Les villes, en tant que lieux de concentration des fonctions, des habitants, des activités et des interactions, sont des espaces où les inégalités sont particulièrement présentes et visibles. Leur organisation fait ressortir des centres et des périphéries, voire des juxtapositions de quartiers aux caractéristiques socio-économiques très dissemblables. Sur le plan spatial, cela se traduit par une séparation physique des lieux de résidence des groupes sociaux dans l’espace urbain. Cela peut aller jusqu’à des logiques de marginalisation, voire d’exclusion urbaine. Sur le plan social, les habitants sont de plus en plus absents des processus de prises de décision et, de ce fait, peuvent se sentir aliénés dans un cadre de vie qui ne correspond pas à leurs besoins individuels et collectifs. Le droit à la ville (Lefevre) invite à considérer l’urbain comme un fait social et politique, et non pas seulement comme la matérialité de la ville. Dès lors, le droit à la ville recouvre le droit au logement, la participation citoyenne et des choix en matière d’aménagements, de mobilités, d’activités, de développement économique… Les villes peuvent donc être le terrain d’expérimentations des politiques d’aménagement par différents acteurs pour tenter de répondre aux inégalités.

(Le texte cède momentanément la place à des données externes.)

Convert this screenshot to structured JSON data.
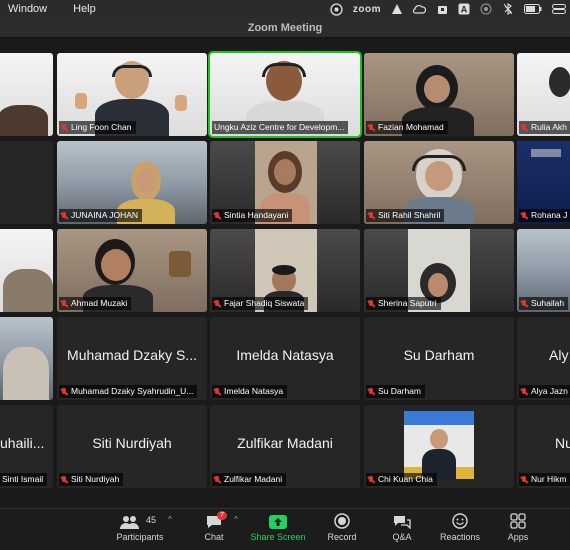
{
  "menubar": {
    "items": [
      "Window",
      "Help"
    ],
    "zoom_label": "zoom"
  },
  "window": {
    "title": "Zoom Meeting"
  },
  "tiles": [
    {
      "name": "",
      "bigname": "",
      "video": true
    },
    {
      "name": "Ling Foon Chan",
      "bigname": "",
      "video": true
    },
    {
      "name": "Ungku Aziz Centre for Developm...",
      "bigname": "",
      "video": true,
      "active": true
    },
    {
      "name": "Fazian Mohamad",
      "bigname": "",
      "video": true
    },
    {
      "name": "Rulia Akh",
      "bigname": "",
      "video": true
    },
    {
      "name": "",
      "bigname": "",
      "video": false
    },
    {
      "name": "JUNAINA JOHAN",
      "bigname": "",
      "video": true
    },
    {
      "name": "Sintia Handayani",
      "bigname": "",
      "video": true
    },
    {
      "name": "Siti Rahil Shahril",
      "bigname": "",
      "video": true
    },
    {
      "name": "Rohana J",
      "bigname": "",
      "video": true
    },
    {
      "name": "",
      "bigname": "",
      "video": true
    },
    {
      "name": "Ahmad Muzaki",
      "bigname": "",
      "video": true
    },
    {
      "name": "Fajar Shadiq Siswata",
      "bigname": "",
      "video": true
    },
    {
      "name": "Sherina Saputri",
      "bigname": "",
      "video": true
    },
    {
      "name": "Suhailah",
      "bigname": "",
      "video": true
    },
    {
      "name": "",
      "bigname": "",
      "video": true
    },
    {
      "name": "Muhamad Dzaky Syahrudin_U...",
      "bigname": "Muhamad Dzaky S...",
      "video": false
    },
    {
      "name": "Imelda Natasya",
      "bigname": "Imelda Natasya",
      "video": false
    },
    {
      "name": "Su Darham",
      "bigname": "Su Darham",
      "video": false
    },
    {
      "name": "Alya Jazn",
      "bigname": "Aly",
      "video": false
    },
    {
      "name": "Sinti Ismail",
      "bigname": "uhaili...",
      "video": false
    },
    {
      "name": "Siti Nurdiyah",
      "bigname": "Siti Nurdiyah",
      "video": false
    },
    {
      "name": "Zulfikar Madani",
      "bigname": "Zulfikar Madani",
      "video": false
    },
    {
      "name": "Chi Kuan Chia",
      "bigname": "",
      "video": true
    },
    {
      "name": "Nur Hikm",
      "bigname": "Nu",
      "video": false
    }
  ],
  "toolbar": {
    "participants": {
      "label": "Participants",
      "count": "45"
    },
    "chat": {
      "label": "Chat",
      "badge": "7"
    },
    "share": {
      "label": "Share Screen"
    },
    "record": {
      "label": "Record"
    },
    "qa": {
      "label": "Q&A"
    },
    "reactions": {
      "label": "Reactions"
    },
    "apps": {
      "label": "Apps"
    }
  },
  "colors": {
    "accent_green": "#23d160",
    "active_border": "#1bc41b",
    "muted_red": "#e03434"
  }
}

Les mobilités peuvent être des révélateurs d’inégalités, mais aussi des amplificateurs de ces inégalités. Les migrations Nords-Suds mettent au jour, de manière parlante et médiatisée, les inégalités économiques entre des pays des Nords développés et des pays des Suds en développement. Pourtant 78 à 80% des flux migratoires s’inscrivent dans une même aire régionale. Les migrations révèlent donc certes des différences économiques majeurs à l’échelle mondiale, mais surtout à d’autres échelles, plus grandes. Elles sont surtout continentales ou régionales, exploitant de légers différentiels de situation économique, sociale ou politique entre pays voisins. A des échelles intermédiaires, les évolutions économiques et démographiques donnent lieu à des mobilités résidentielles. A très grande échelle enfin, l’inégal accès à la mobilité repose sur différents déterminants, qui peuvent se cumuler. Les mobilités quotidiennes quant à elles sont souvent la traduction d’un certain nombre d’inégalités, parce qu’elles témoignent de l’impossibilité pour certains d’habiter à proximité de leur lieu de travail et le choix, pour d’autres, d’une localisation résidentielle excentrée mettant l’accent sur les aménités. Afin de réduire ces inégalités, les politiques de transport et de mobilité peuvent être mises en œuvre.

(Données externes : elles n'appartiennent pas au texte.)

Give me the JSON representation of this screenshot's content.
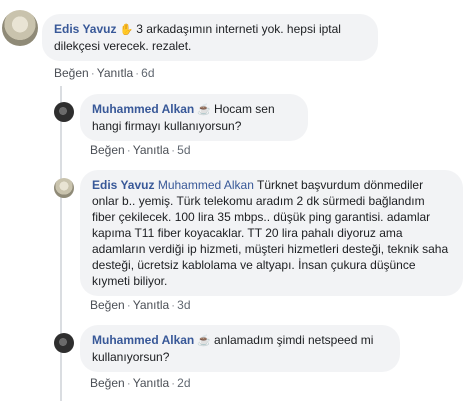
{
  "comments": [
    {
      "author": "Edis Yavuz",
      "emoji": "✋",
      "text": "3 arkadaşımın interneti yok. hepsi iptal dilekçesi verecek. rezalet.",
      "like": "Beğen",
      "reply": "Yanıtla",
      "time": "6d"
    }
  ],
  "replies": [
    {
      "author": "Muhammed Alkan",
      "emoji": "☕",
      "text": "Hocam sen hangi firmayı kullanıyorsun?",
      "like": "Beğen",
      "reply": "Yanıtla",
      "time": "5d"
    },
    {
      "author": "Edis Yavuz",
      "mention": "Muhammed Alkan",
      "text": "Türknet başvurdum dönmediler onlar b.. yemiş. Türk telekomu aradım 2 dk sürmedi bağlandım fiber çekilecek. 100 lira 35 mbps.. düşük ping garantisi. adamlar kapıma T11 fiber koyacaklar. TT 20 lira pahalı diyoruz ama adamların verdiği ip hizmeti, müşteri hizmetleri desteği, teknik saha desteği, ücretsiz kablolama ve altyapı. İnsan çukura düşünce kıymeti biliyor.",
      "like": "Beğen",
      "reply": "Yanıtla",
      "time": "3d"
    },
    {
      "author": "Muhammed Alkan",
      "emoji": "☕",
      "text": "anlamadım şimdi netspeed mi kullanıyorsun?",
      "like": "Beğen",
      "reply": "Yanıtla",
      "time": "2d"
    }
  ],
  "separator": "·"
}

Aussi, pour lutter contre les inégalités liées à l’inégale répartition des ressources, mais surtout à son inégale captation, issue de l’exploitation de ces ressources, les États ou les autorités régionales et locales peuvent mettre en place des politiques publiques, plus ou moins efficaces. La réduction des inégalités et la quête d’une justice sociale et spatiale peuvent également passer par des initiatives privées ou par l’implication d’acteurs privés-entreprises ou ONG.
« Thèmes et documents »
Elle illustre concrètement les points théoriques développés dans la première partie. Elle se divise en quatre chapitres : Comment appréhender les inégalités ?, Des inégalités croissantes, Des inégalités protéiformes et Faire face aux inégalités.
Les indicateurs (p.18-19) destinés à chiffrer les écarts de richesse ou de développement permettent des comparaisons, souvent à petite et moyenne échelle mais ils présentent des limites importantes notamment pour représenter la pluralité des réalités économiques et sociales à des échelles plus fines. Comme dans l’exemple de la Méditerranée (p.20-21), il faut donc croiser les documents et les sources. La mesure qualitative des inégalités parait aussi nécessaire (p.22-23) comme l’essai de quantification du Bonheur National Brut.

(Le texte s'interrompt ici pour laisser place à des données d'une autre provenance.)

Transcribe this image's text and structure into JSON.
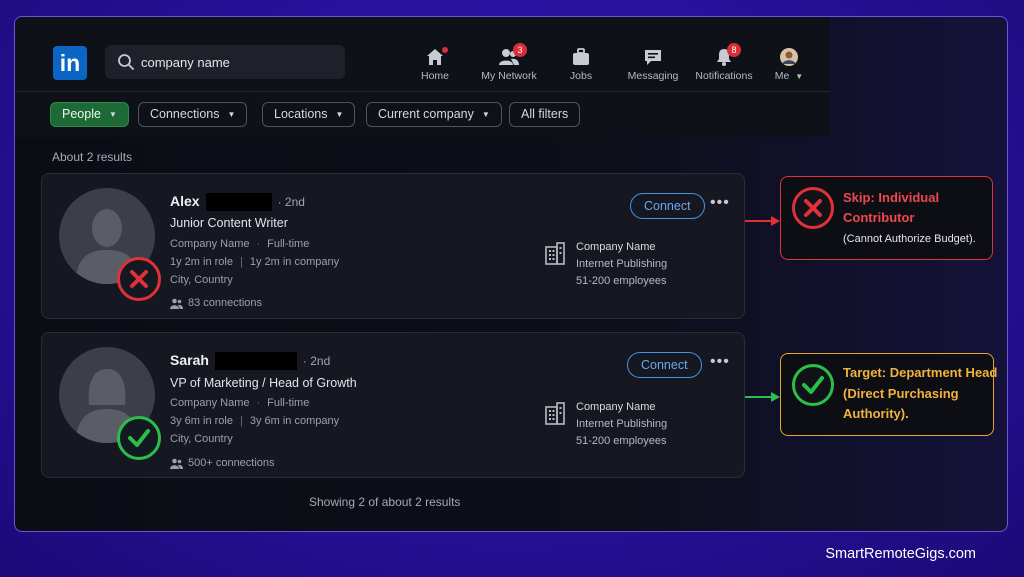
{
  "search": {
    "value": "company name",
    "placeholder": "Search"
  },
  "nav": {
    "home": "Home",
    "my_network": "My Network",
    "my_network_badge": "3",
    "jobs": "Jobs",
    "messaging": "Messaging",
    "notifications": "Notifications",
    "notifications_badge": "8",
    "me": "Me"
  },
  "filters": [
    "People",
    "Connections",
    "Locations",
    "Current company",
    "All filters"
  ],
  "results_count": "About 2 results",
  "results": [
    {
      "name": "Alex",
      "degree": "· 2nd",
      "title": "Junior Content Writer",
      "company_line": "Company Name",
      "employment": "Full-time",
      "role_tenure": "1y 2m in role",
      "company_tenure": "1y 2m in company",
      "location": "City, Country",
      "connections": "83 connections",
      "company_name": "Company Name",
      "industry": "Internet Publishing",
      "size": "51-200 employees",
      "connect": "Connect",
      "status": "reject"
    },
    {
      "name": "Sarah",
      "degree": "· 2nd",
      "title": "VP of Marketing / Head of Growth",
      "company_line": "Company Name",
      "employment": "Full-time",
      "role_tenure": "3y 6m in role",
      "company_tenure": "3y 6m in company",
      "location": "City, Country",
      "connections": "500+ connections",
      "company_name": "Company Name",
      "industry": "Internet Publishing",
      "size": "51-200 employees",
      "connect": "Connect",
      "status": "accept"
    }
  ],
  "showing": "Showing 2 of about 2 results",
  "annotations": {
    "skip": {
      "line1": "Skip: Individual",
      "line2": "Contributor",
      "line3": "(Cannot Authorize Budget).",
      "color": "#e0303a"
    },
    "target": {
      "line1": "Target: Department Head",
      "line2": "(Direct Purchasing",
      "line3": "Authority).",
      "color": "#e3a62a"
    }
  },
  "watermark": "SmartRemoteGigs.com",
  "colors": {
    "linkedin_blue": "#0a66c2",
    "active_filter": "#1d6a36",
    "reject": "#e0303a",
    "accept": "#2bbf4a"
  }
}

La dernière phase de la mondialisation (p.26-27), comme processus d’intensification des échanges économiques, des flux de biens, de personnes et d’informations à l’échelle mondiale, s’appuie sur l’existence d’inégalités. Elle est aussi à l’origine de certaines inégalités entre populations connectés ou en marge, provoquant ainsi de nombreuses migrations (p.28-29) à toutes les échelles. Elle est aussi à l’origine de l’accroissement des inégalités environnementales et climatiques (p.32-33). Le concept de « racisme environnemental » est présenté, tout comme les discriminations subies par certaines minorités ethniques comme les Rohingyas (p.34-35).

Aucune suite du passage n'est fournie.